Empowering the Next Generation — Cristina Jiménez Moreta

by Malina Seenarine

For nearly 20 years, award-winning community organizer Cristina Jiménez Moreta has fought for the rights of immigrant communities across the country. Now, she is inspiring the next generation of leaders at City College. 

Jiménez Morta joined CCNY last spring as a distinguished lecturer with the Colin Powell School for Civic and Global Leadership.

“The reason why I am interested is because in this phase of my leadership journey, I am very clear that one of the roles that I want to play is to continue to empower and support the leadership of young people or new people who enter into social justice movements,” Jiménez Moreta said in an interview.

As a CUNY alumna herself, Jiménez Moreta said she has grown as an organizer and leader in her journey as a student and remembers the support she received from her professors. 

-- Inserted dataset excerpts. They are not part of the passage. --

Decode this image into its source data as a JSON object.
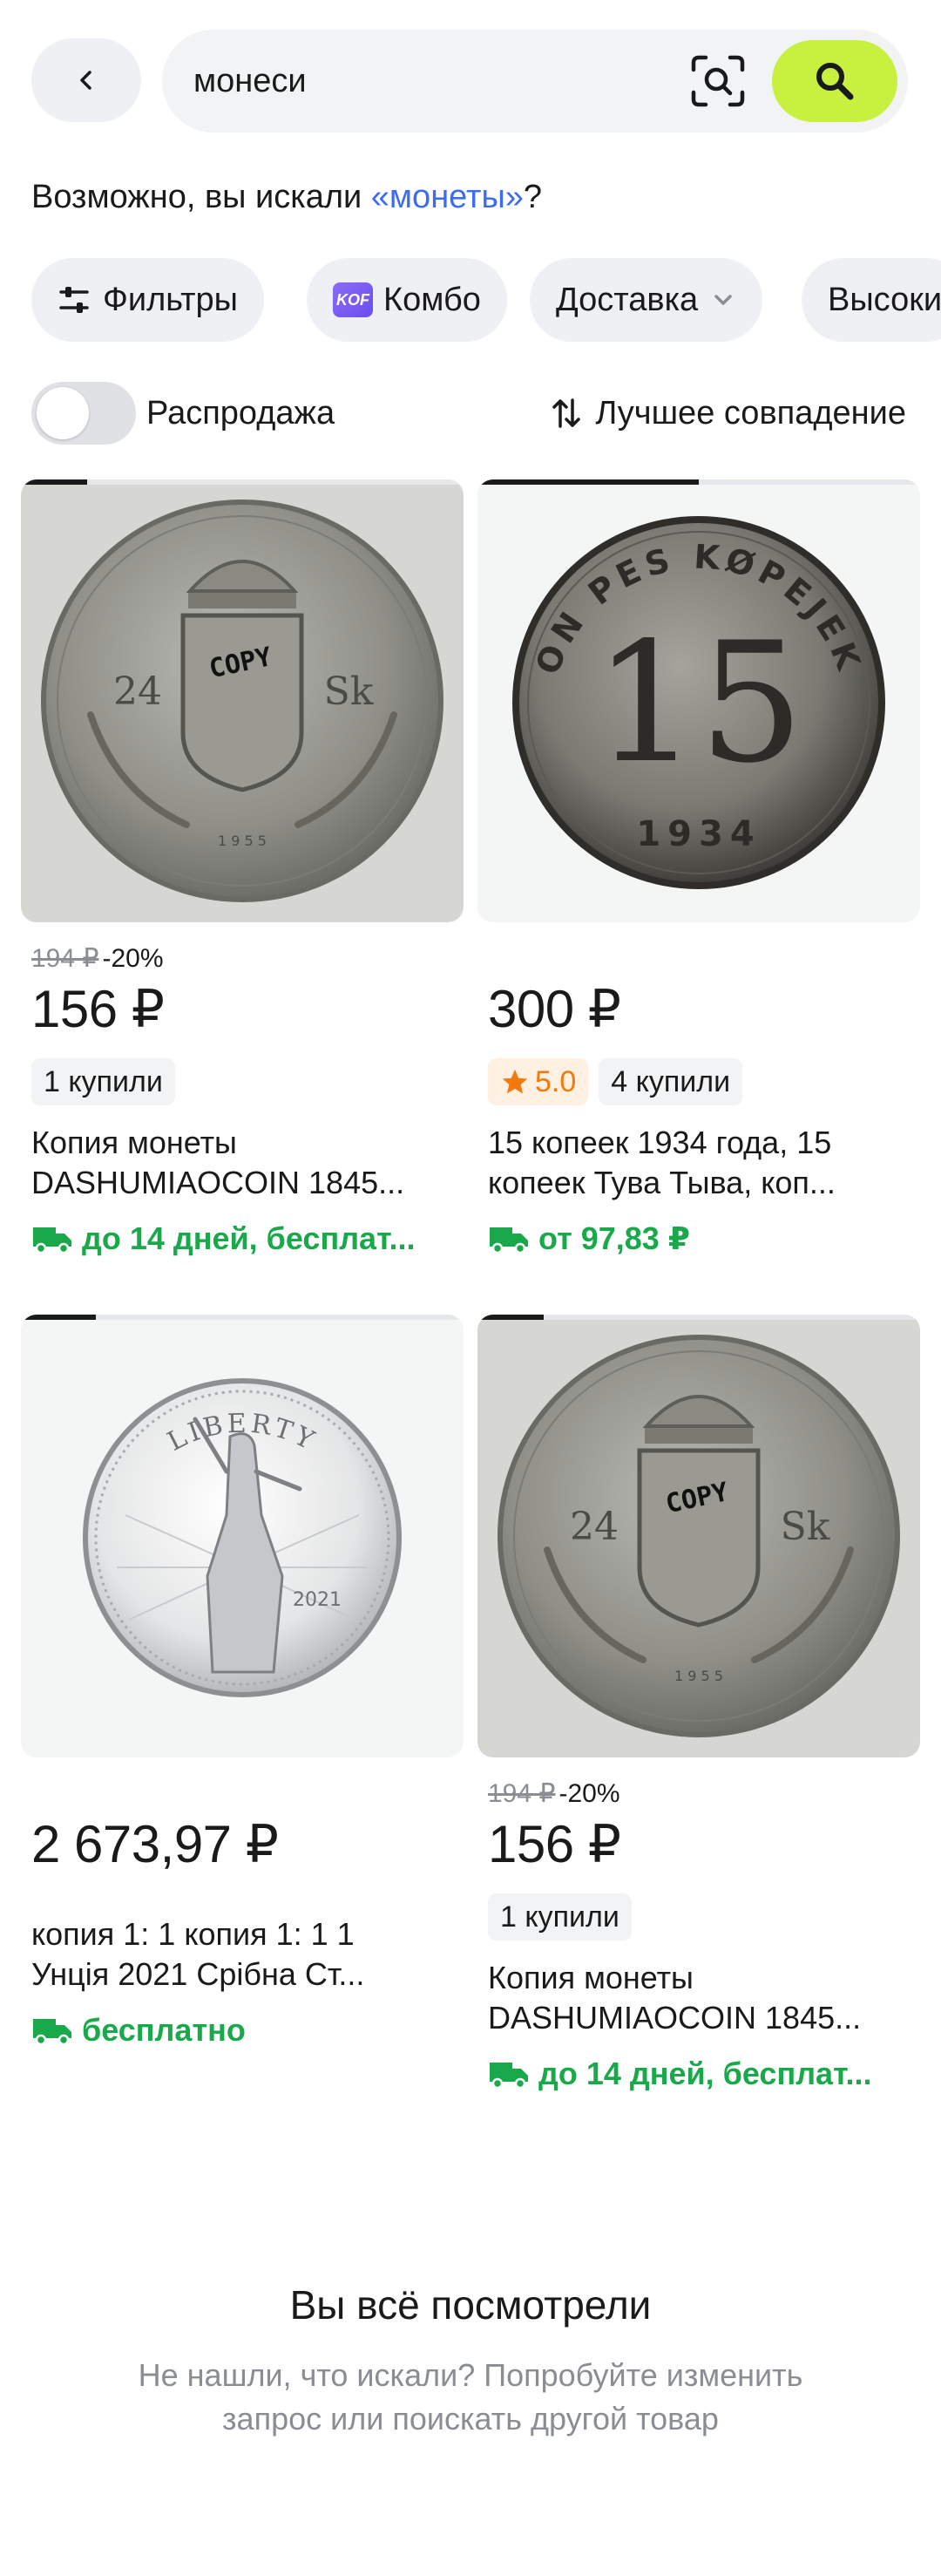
{
  "header": {
    "search_value": "монеси"
  },
  "suggestion": {
    "prefix": "Возможно, вы искали ",
    "link": "«монеты»",
    "suffix": "?"
  },
  "chips": [
    {
      "label": "Фильтры",
      "icon": "filters-icon"
    },
    {
      "label": "Комбо",
      "icon": "kombo-icon",
      "badge": "KOF"
    },
    {
      "label": "Доставка",
      "icon": "chevron-down-icon"
    },
    {
      "label": "Высоки"
    }
  ],
  "sale_toggle": {
    "label": "Распродажа",
    "on": false
  },
  "sort": {
    "label": "Лучшее совпадение"
  },
  "accent": {
    "green": "#19a94a",
    "lime": "#c8f03f",
    "blue": "#3d6cf4",
    "orange": "#f27a0c"
  },
  "products": [
    {
      "old_price": "194 ₽",
      "discount": "-20%",
      "price": "156 ₽",
      "buyers": "1 купили",
      "title_line1": "Копия монеты",
      "title_line2": "DASHUMIAOCOIN 1845...",
      "delivery": "до 14 дней, бесплат...",
      "image": "coin-24sk-copy",
      "progress": 0.15
    },
    {
      "price": "300 ₽",
      "rating": "5.0",
      "buyers": "4 купили",
      "title_line1": "15 копеек 1934 года, 15",
      "title_line2": "копеек Тува Тыва, коп...",
      "delivery": "от 97,83 ₽",
      "image": "coin-15-kopejek-1934",
      "progress": 0.5
    },
    {
      "price": "2 673,97 ₽",
      "title_line1": "копия 1: 1 копия 1: 1 1",
      "title_line2": "Унція 2021 Срібна Ст...",
      "delivery": "бесплатно",
      "image": "coin-liberty-2021",
      "progress": 0.17
    },
    {
      "old_price": "194 ₽",
      "discount": "-20%",
      "price": "156 ₽",
      "buyers": "1 купили",
      "title_line1": "Копия монеты",
      "title_line2": "DASHUMIAOCOIN 1845...",
      "delivery": "до 14 дней, бесплат...",
      "image": "coin-24sk-copy",
      "progress": 0.15
    }
  ],
  "coin_text": {
    "copy": "COPY",
    "sk_left": "24",
    "sk_right": "Sk",
    "sk_year": "1 9 5 5",
    "k15_num": "15",
    "k15_arc": "ON PES KØPEJEK",
    "k15_year": "1934",
    "lib_arc": "LIBERTY",
    "lib_year": "2021"
  },
  "end": {
    "title": "Вы всё посмотрели",
    "sub_line1": "Не нашли, что искали? Попробуйте изменить",
    "sub_line2": "запрос или поискать другой товар"
  }
}
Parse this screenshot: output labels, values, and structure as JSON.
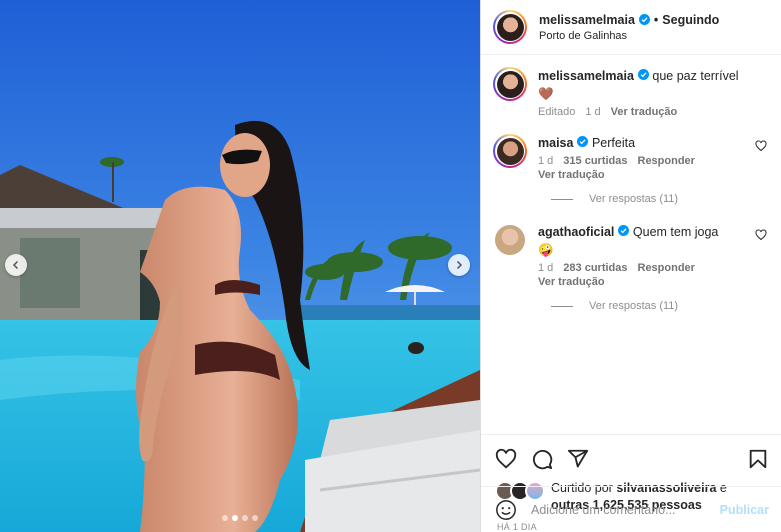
{
  "post": {
    "username": "melissamelmaia",
    "following_label": "Seguindo",
    "location": "Porto de Galinhas"
  },
  "media": {
    "dot_count": 4,
    "active_dot": 1
  },
  "caption": {
    "username": "melissamelmaia",
    "text": "que paz terrível",
    "emoji": "🤎",
    "edited": "Editado",
    "time": "1 d",
    "translate": "Ver tradução"
  },
  "comments": [
    {
      "username": "maisa",
      "text": "Perfeita",
      "time": "1 d",
      "likes": "315 curtidas",
      "reply": "Responder",
      "translate": "Ver tradução",
      "view_replies": "Ver respostas (11)"
    },
    {
      "username": "agathaoficial",
      "text": "Quem tem joga",
      "emoji": "🤪",
      "time": "1 d",
      "likes": "283 curtidas",
      "reply": "Responder",
      "translate": "Ver tradução",
      "view_replies": "Ver respostas (11)"
    }
  ],
  "likes": {
    "prefix": "Curtido por",
    "user": "silvanassoliveira",
    "conj": "e",
    "others": "outras 1,625,535 pessoas"
  },
  "timestamp": "HÁ 1 DIA",
  "composer": {
    "placeholder": "Adicione um comentário...",
    "publish": "Publicar"
  },
  "colors": {
    "verified": "#0095f6",
    "publish_disabled": "#b2dffc",
    "muted": "#8e8e8e"
  }
}
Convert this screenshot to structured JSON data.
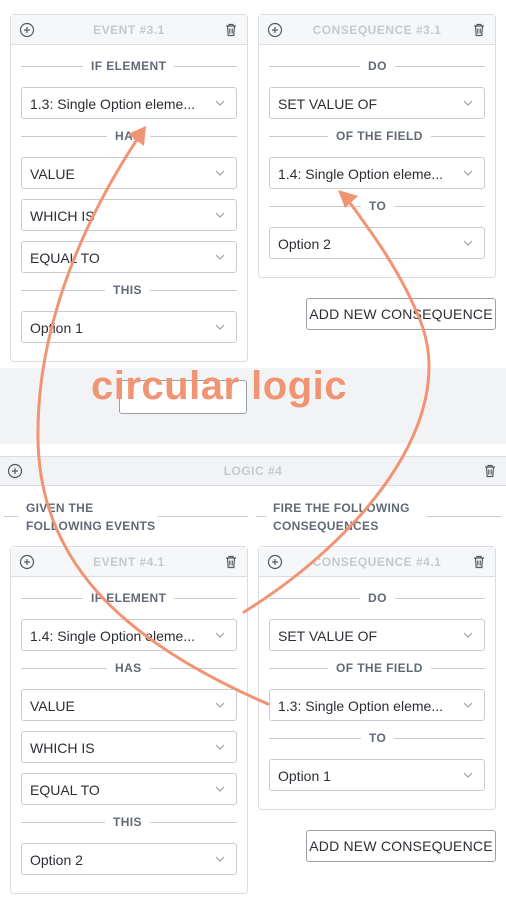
{
  "logic3": {
    "event": {
      "title": "EVENT  #3.1",
      "if_element_label": "IF ELEMENT",
      "element_value": "1.3: Single Option eleme...",
      "has_label": "HAS",
      "has_value": "VALUE",
      "which_is_value": "WHICH IS",
      "equal_to_value": "EQUAL TO",
      "this_label": "THIS",
      "this_value": "Option 1"
    },
    "consequence": {
      "title": "CONSEQUENCE  #3.1",
      "do_label": "DO",
      "do_value": "SET VALUE OF",
      "of_field_label": "OF THE FIELD",
      "field_value": "1.4: Single Option eleme...",
      "to_label": "TO",
      "to_value": "Option 2"
    },
    "add_consequence_label": "ADD NEW CONSEQUENCE"
  },
  "annotation": {
    "text": "circular logic",
    "color": "#f19473"
  },
  "logic4": {
    "title": "LOGIC  #4",
    "given_label_1": "GIVEN THE",
    "given_label_2": "FOLLOWING EVENTS",
    "fire_label_1": "FIRE THE FOLLOWING",
    "fire_label_2": "CONSEQUENCES",
    "event": {
      "title": "EVENT  #4.1",
      "if_element_label": "IF ELEMENT",
      "element_value": "1.4: Single Option eleme...",
      "has_label": "HAS",
      "has_value": "VALUE",
      "which_is_value": "WHICH IS",
      "equal_to_value": "EQUAL TO",
      "this_label": "THIS",
      "this_value": "Option 2"
    },
    "consequence": {
      "title": "CONSEQUENCE  #4.1",
      "do_label": "DO",
      "do_value": "SET VALUE OF",
      "of_field_label": "OF THE FIELD",
      "field_value": "1.3: Single Option eleme...",
      "to_label": "TO",
      "to_value": "Option 1"
    },
    "add_consequence_label": "ADD NEW CONSEQUENCE"
  },
  "icons": {
    "add": "plus-circle-icon",
    "delete": "trash-icon",
    "dropdown": "chevron-down-icon"
  },
  "colors": {
    "arrow": "#f19473",
    "border": "#d9dde2",
    "muted_title": "#c5c9ce"
  }
}
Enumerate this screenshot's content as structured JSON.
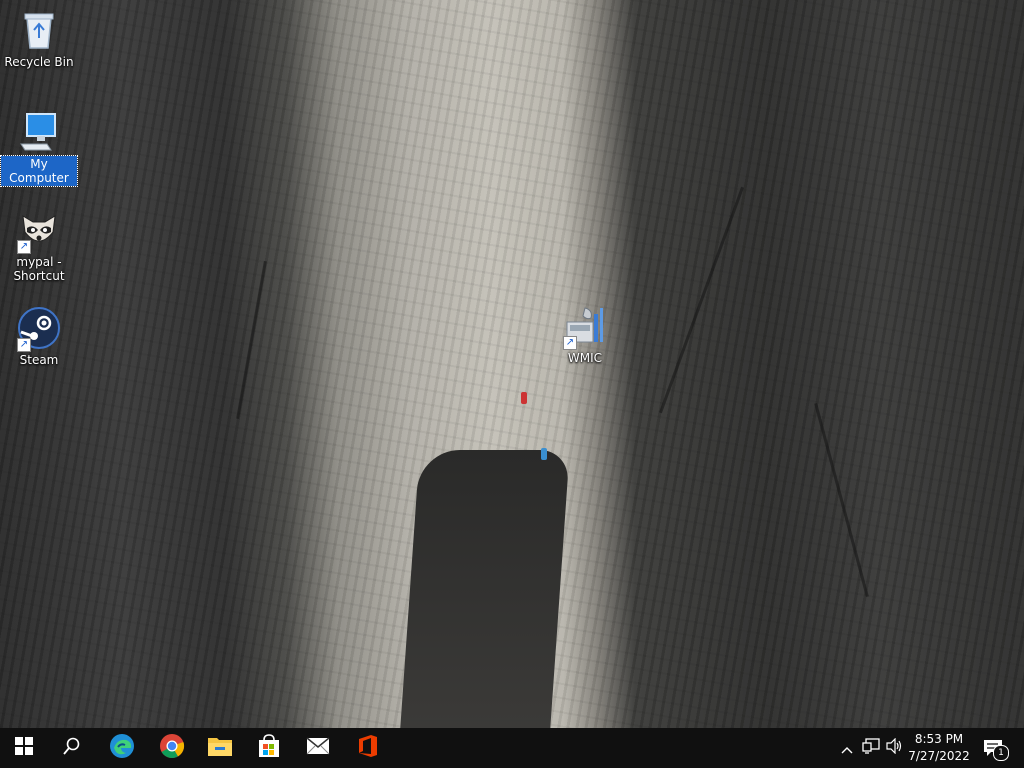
{
  "desktop": {
    "icons": [
      {
        "label": "Recycle Bin",
        "icon": "recycle-bin-icon"
      },
      {
        "label": "My Computer",
        "icon": "computer-icon",
        "selected": true
      },
      {
        "label_line1": "mypal -",
        "label_line2": "Shortcut",
        "icon": "mypal-raccoon-icon",
        "shortcut": true
      },
      {
        "label": "Steam",
        "icon": "steam-icon",
        "shortcut": true
      },
      {
        "label": "WMIC",
        "icon": "wmic-icon",
        "shortcut": true
      }
    ]
  },
  "taskbar": {
    "start_icon": "windows-logo-icon",
    "search_icon": "search-icon",
    "pinned": [
      "edge-icon",
      "chrome-icon",
      "file-explorer-icon",
      "microsoft-store-icon",
      "mail-icon",
      "office-icon"
    ],
    "tray": {
      "chevron_icon": "chevron-up-icon",
      "network_icon": "network-icon",
      "volume_icon": "volume-icon",
      "time": "8:53 PM",
      "date": "7/27/2022",
      "notification_count": "1"
    }
  },
  "colors": {
    "taskbar_bg": "#101010",
    "selection_blue": "#1d66c7"
  }
}
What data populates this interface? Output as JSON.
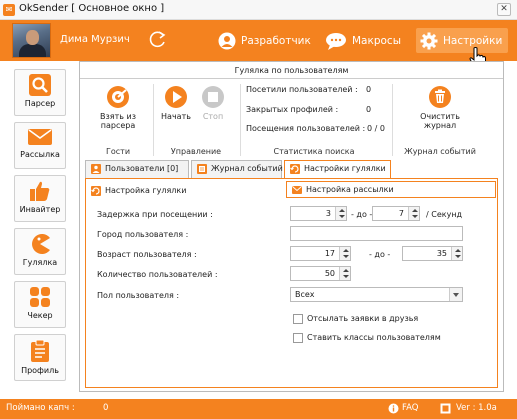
{
  "window": {
    "title": "OkSender [ Основное окно ]",
    "icon": "app-logo-icon",
    "close": "✕"
  },
  "header": {
    "user_name": "Дима Мурзич",
    "nav": [
      {
        "label": "Разработчик",
        "icon": "user-icon"
      },
      {
        "label": "Макросы",
        "icon": "chat-icon"
      },
      {
        "label": "Настройки",
        "icon": "gear-icon"
      }
    ]
  },
  "sidebar": {
    "items": [
      {
        "label": "Парсер",
        "icon": "search-icon"
      },
      {
        "label": "Рассылка",
        "icon": "mail-icon"
      },
      {
        "label": "Инвайтер",
        "icon": "thumbs-up-icon"
      },
      {
        "label": "Гулялка",
        "icon": "pacman-icon"
      },
      {
        "label": "Чекер",
        "icon": "grid-icon"
      },
      {
        "label": "Профиль",
        "icon": "clipboard-icon"
      }
    ]
  },
  "main": {
    "title": "Гулялка по пользователям",
    "groups": {
      "guests": "Гости",
      "control": "Управление",
      "stats": "Статистика поиска",
      "log": "Журнал событий"
    },
    "buttons": {
      "take_from_parser": "Взять из\nпарсера",
      "start": "Начать",
      "stop": "Стоп",
      "clear_log": "Очистить\nжурнал"
    },
    "stats": [
      {
        "label": "Посетили пользователей :",
        "value": "0"
      },
      {
        "label": "Закрытых профилей :",
        "value": "0"
      },
      {
        "label": "Посещения пользователей :",
        "value": "0 / 0"
      }
    ],
    "tabs": [
      {
        "label": "Пользователи [0]"
      },
      {
        "label": "Журнал событий"
      },
      {
        "label": "Настройки гулялки"
      }
    ],
    "subtabs": [
      {
        "label": "Настройка гулялки"
      },
      {
        "label": "Настройка рассылки"
      }
    ],
    "form": {
      "delay_label": "Задержка при посещении :",
      "delay_from": "3",
      "delay_sep": "- до -",
      "delay_to": "7",
      "delay_unit": "/ Секунд",
      "city_label": "Город пользователя :",
      "age_label": "Возраст пользователя :",
      "age_from": "17",
      "age_sep": "- до -",
      "age_to": "35",
      "count_label": "Количество пользователей :",
      "count_value": "50",
      "gender_label": "Пол пользователя :",
      "gender_value": "Всех",
      "cb_friends": "Отсылать заявки в друзья",
      "cb_classes": "Ставить классы пользователям"
    }
  },
  "statusbar": {
    "captcha_label": "Поймано капч :",
    "captcha_value": "0",
    "faq": "FAQ",
    "version": "Ver : 1.0a"
  },
  "colors": {
    "accent": "#f4821f",
    "accent_light": "#f9a04d"
  }
}
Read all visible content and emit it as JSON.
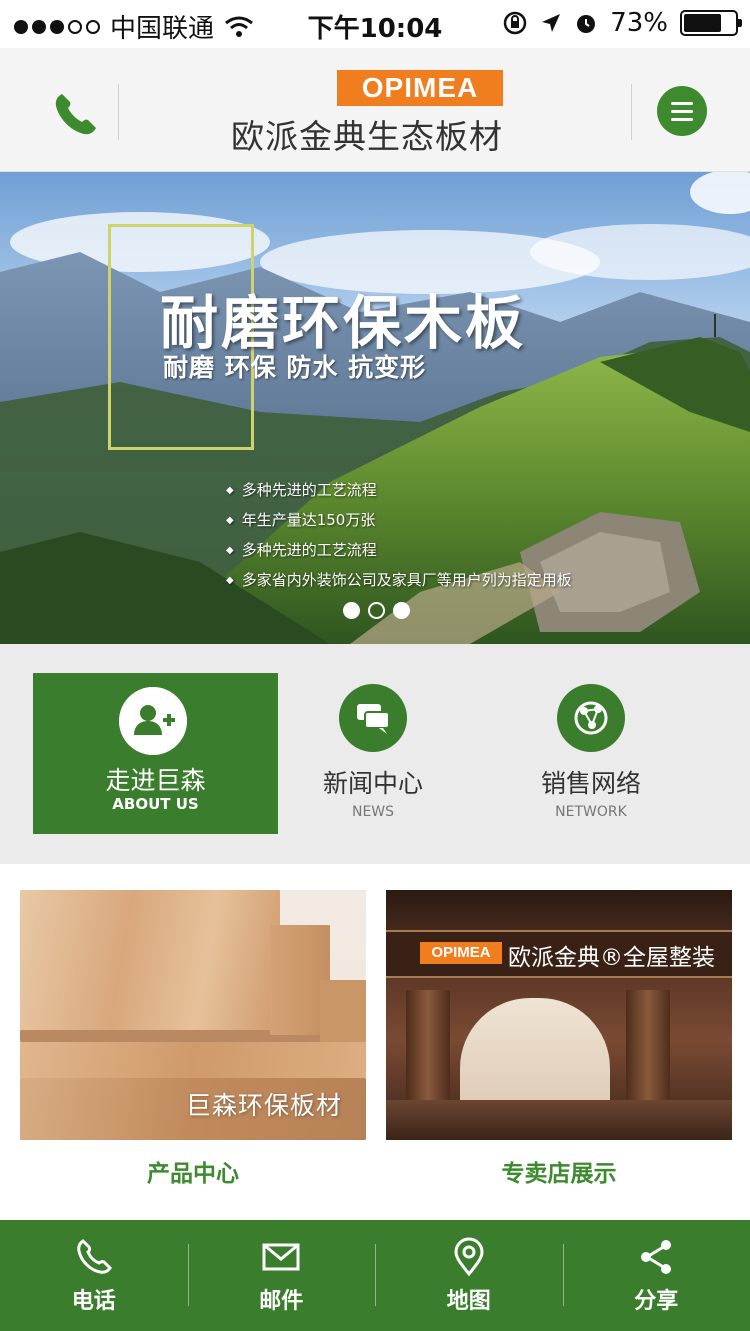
{
  "status_bar": {
    "carrier": "中国联通",
    "time": "下午10:04",
    "battery": "73%",
    "battery_level": 0.73
  },
  "header": {
    "logo_text": "OPIMEA",
    "brand_name": "欧派金典生态板材",
    "icons": {
      "left": "phone-icon",
      "right": "menu-icon"
    }
  },
  "banner": {
    "title": "耐磨环保木板",
    "subtitle": "耐磨 环保 防水 抗变形",
    "bullets": [
      "多种先进的工艺流程",
      "年生产量达150万张",
      "多种先进的工艺流程",
      "多家省内外装饰公司及家具厂等用户列为指定用板"
    ],
    "pager": {
      "total": 3,
      "active": 1
    }
  },
  "features": [
    {
      "title": "走进巨森",
      "subtitle": "ABOUT US",
      "icon": "add-user-icon",
      "active": true
    },
    {
      "title": "新闻中心",
      "subtitle": "NEWS",
      "icon": "chat-icon"
    },
    {
      "title": "销售网络",
      "subtitle": "NETWORK",
      "icon": "network-icon"
    }
  ],
  "products": [
    {
      "caption": "产品中心",
      "image_text": "巨森环保板材"
    },
    {
      "caption": "专卖店展示",
      "store_logo": "OPIMEA",
      "store_sign": "欧派金典®全屋整装"
    }
  ],
  "bottom_nav": [
    {
      "label": "电话",
      "icon": "phone-icon"
    },
    {
      "label": "邮件",
      "icon": "mail-icon"
    },
    {
      "label": "地图",
      "icon": "map-pin-icon"
    },
    {
      "label": "分享",
      "icon": "share-icon"
    }
  ],
  "colors": {
    "brand_green": "#3a7d2c",
    "logo_orange": "#f07d1e"
  }
}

“I really thought that this will be a way not only to give back to the CUNY community — they gave me so much — but also because I truly believe that it is working class people of color who are the best position to lead and to create the change that we need in this country for a truly inclusive, multiracial democracy where everyone belongs and can thrive,” Jiménez Moreta said. 

In her time teaching at CCNY, Moreta said she feels she’s been able to support students in finding their voice and to teach them tools to be vehicles of changes in the movements that matter to them. 

Jiménez Moreta is currently teaching two classes this semester. In “Power of the Immigrant Youth Movement” with the Anthropology and Interdisciplinary Department, students explore social justice movements and analyze the immigrant youth movement. The second class is with the Master in Public Administration program at the Colin Powell School called “Strategic Management of Public Organizations,” where students learn about the management of public organizations.

Along with teaching, Jiménez Moreta is working on a book that will be published in early 2025, focusing on her social activism journey. She hopes to engage her audience about the power of community and building relationships to create change and improve conditions in communities impacted by injustice. The book is an invitation to start a conversation on how a country that values inclusion and pluralism can be created. 

Jiménez Moreta learned about the distinguished lecturer position after she joined Leadership for Democracy and Social Justice, or LDSJ, an institution led by social justice leaders with investments in grassroots organizing. The organization, led by the Colin Powell School and the CUNY School of Labor and Urban Studies, conducts fellowship programs to train and support community leaders who are at the forefront of the social justice movement. 

Joining LDSJ allowed Jiménez Moreta to support social justice movements in the United States after ending her time at United We Dream, or UWD, a national organization she co-founded that connects immigrant youths who fight for racial, gender and economic justice. 

Jiménez Moreta was inspired to start UWD when she was a student at Queens College in the early 2000s. In her undergraduate experience, she met undocumented students like herself at CUNY and eventually across the country. She came together with her peers to fight against criminalization, deportation and family separation in immigrant communities.  

“I founded the organization rooted in our undocumented experience,” Jiménez Moreta explained. Her activism and leadership journey have been defined by her lived experience. 

Jiménez Moreta grew up as an undocumented immigrant from Ecuador in Jackson Heights, Queens during the post-9/11 era. She said she remembers feeling impacted by the contradiction of the American dream. Many immigrants and refugees sought safety and opportunity in the United States but the reality for her and her neighbors was different. The targeting of immigrant communities was greatly intensified after 9/11. She never saw some of her neighbors again after the U.S. Immigration and Customs Enforcement would go searching for undocumented people in the area. 

“It put me really in a situation where the increased racial profiling by police, the increased fear of detention or deportation was a real part of my life,” she said. 

UWD is now the largest immigrant youth-led organization in the United States. Jiménez Moreta said that the organization’s network was able to grow due to building genuine authentic relationships, the trust built within their organization and building interdependent communities across the country.

She said she believes that being grounded in vision, having clear values and having a strategy for how you’re going to get there are all necessary for running a successful organization. Jiménez Moreta also reflected on how it’s important to know who you are and to have a level of awareness show up in your leadership. It’s about leading a place not only from humanity but also humility. 

“It’s about knowing that you don’t know everything that you are going to be learning in the community, with your staff and with the members of the organization,” Jiménez Moreta said. “It’s about being really aware of the culture that you want to set in the organization, as well as practices to continue to nurture.”